What is Divergence?
Divergence occurs when a stock's price moves in one direction but a momentum indicator (RSI, MACD, or others) moves in the opposite direction. This disconnect suggests that the current trend is losing steam and may reverse.
Types of divergence
- Bearish divergence: price makes a higher high, but RSI makes a lower high. The stock is rising but momentum is fading. This warns of a potential top
- Bullish divergence: price makes a lower low, but RSI makes a higher low. The stock is falling but selling pressure is weakening. This warns of a potential bottom
How to read it
- Identify two consecutive swing highs (for bearish) or swing lows (for bullish) on the price chart
- Compare the same two points on your indicator (RSI is the most commonly used)
- If they disagree (price higher but indicator lower, or vice versa), you have divergence
Important caveats
- Divergence is a warning, not a signal: it tells you momentum is weakening, not that the price will immediately reverse. Trends can continue for a long time with divergence
- Do not trade divergence alone: use it as confirmation alongside other signals (support/resistance breaks, candlestick patterns, volume)

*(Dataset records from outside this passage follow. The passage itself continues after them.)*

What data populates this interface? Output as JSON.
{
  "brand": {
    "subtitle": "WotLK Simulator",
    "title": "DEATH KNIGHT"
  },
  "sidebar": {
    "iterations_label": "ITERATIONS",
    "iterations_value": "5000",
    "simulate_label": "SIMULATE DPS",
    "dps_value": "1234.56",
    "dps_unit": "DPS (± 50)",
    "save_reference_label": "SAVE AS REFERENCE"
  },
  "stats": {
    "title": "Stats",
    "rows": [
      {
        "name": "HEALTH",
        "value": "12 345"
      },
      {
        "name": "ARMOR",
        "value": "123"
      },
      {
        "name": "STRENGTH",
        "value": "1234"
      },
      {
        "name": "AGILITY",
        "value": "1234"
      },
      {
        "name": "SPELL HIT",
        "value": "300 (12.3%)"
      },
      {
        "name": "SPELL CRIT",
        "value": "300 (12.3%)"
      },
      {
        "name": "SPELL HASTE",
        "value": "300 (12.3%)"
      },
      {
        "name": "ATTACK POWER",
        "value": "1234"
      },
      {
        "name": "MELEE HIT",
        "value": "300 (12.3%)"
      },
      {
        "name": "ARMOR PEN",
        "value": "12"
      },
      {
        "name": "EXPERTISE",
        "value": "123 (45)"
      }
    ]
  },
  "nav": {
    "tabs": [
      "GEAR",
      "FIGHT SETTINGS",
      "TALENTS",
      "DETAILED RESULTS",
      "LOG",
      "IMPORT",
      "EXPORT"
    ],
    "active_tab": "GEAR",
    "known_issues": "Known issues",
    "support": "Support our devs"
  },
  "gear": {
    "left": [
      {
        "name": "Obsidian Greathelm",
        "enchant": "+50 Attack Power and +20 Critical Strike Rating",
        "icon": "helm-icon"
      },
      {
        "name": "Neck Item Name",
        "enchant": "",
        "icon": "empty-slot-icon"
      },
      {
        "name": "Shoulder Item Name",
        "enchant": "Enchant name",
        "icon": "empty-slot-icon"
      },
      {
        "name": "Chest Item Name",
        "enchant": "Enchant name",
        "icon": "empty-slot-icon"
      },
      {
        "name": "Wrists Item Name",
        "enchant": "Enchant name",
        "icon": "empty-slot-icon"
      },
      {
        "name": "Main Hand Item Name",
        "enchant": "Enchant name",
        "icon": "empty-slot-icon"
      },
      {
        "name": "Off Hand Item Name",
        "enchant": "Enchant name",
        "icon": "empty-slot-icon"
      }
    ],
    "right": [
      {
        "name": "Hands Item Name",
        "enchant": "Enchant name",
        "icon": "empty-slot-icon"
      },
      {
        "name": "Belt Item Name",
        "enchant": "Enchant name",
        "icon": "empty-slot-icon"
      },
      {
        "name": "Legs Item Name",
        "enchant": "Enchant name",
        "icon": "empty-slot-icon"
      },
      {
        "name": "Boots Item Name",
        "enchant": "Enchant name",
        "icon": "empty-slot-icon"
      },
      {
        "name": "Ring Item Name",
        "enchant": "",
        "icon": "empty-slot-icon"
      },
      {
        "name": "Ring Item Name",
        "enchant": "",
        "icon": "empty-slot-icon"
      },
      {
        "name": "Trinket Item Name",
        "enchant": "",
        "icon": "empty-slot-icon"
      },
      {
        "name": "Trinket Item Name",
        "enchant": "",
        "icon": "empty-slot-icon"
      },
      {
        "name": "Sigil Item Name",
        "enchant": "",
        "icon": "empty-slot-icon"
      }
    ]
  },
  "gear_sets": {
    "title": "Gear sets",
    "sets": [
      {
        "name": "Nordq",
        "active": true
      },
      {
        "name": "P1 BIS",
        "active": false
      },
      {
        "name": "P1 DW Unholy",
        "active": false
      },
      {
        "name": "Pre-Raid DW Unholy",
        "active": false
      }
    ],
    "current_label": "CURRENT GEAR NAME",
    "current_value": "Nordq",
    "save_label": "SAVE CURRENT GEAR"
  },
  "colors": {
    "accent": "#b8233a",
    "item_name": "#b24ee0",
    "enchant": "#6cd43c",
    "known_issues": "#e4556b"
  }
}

- Works best at extremes: divergence at RSI levels above 70 or below 30 is more meaningful than divergence in the middle range
- Multiple timeframes: divergence on a higher timeframe (daily) is more significant than on a lower timeframe (5-minute)
Divergence is one of the earliest warnings that a trend may be ending. It does not tell you when, but it tells you to start watching for other signs of a reversal.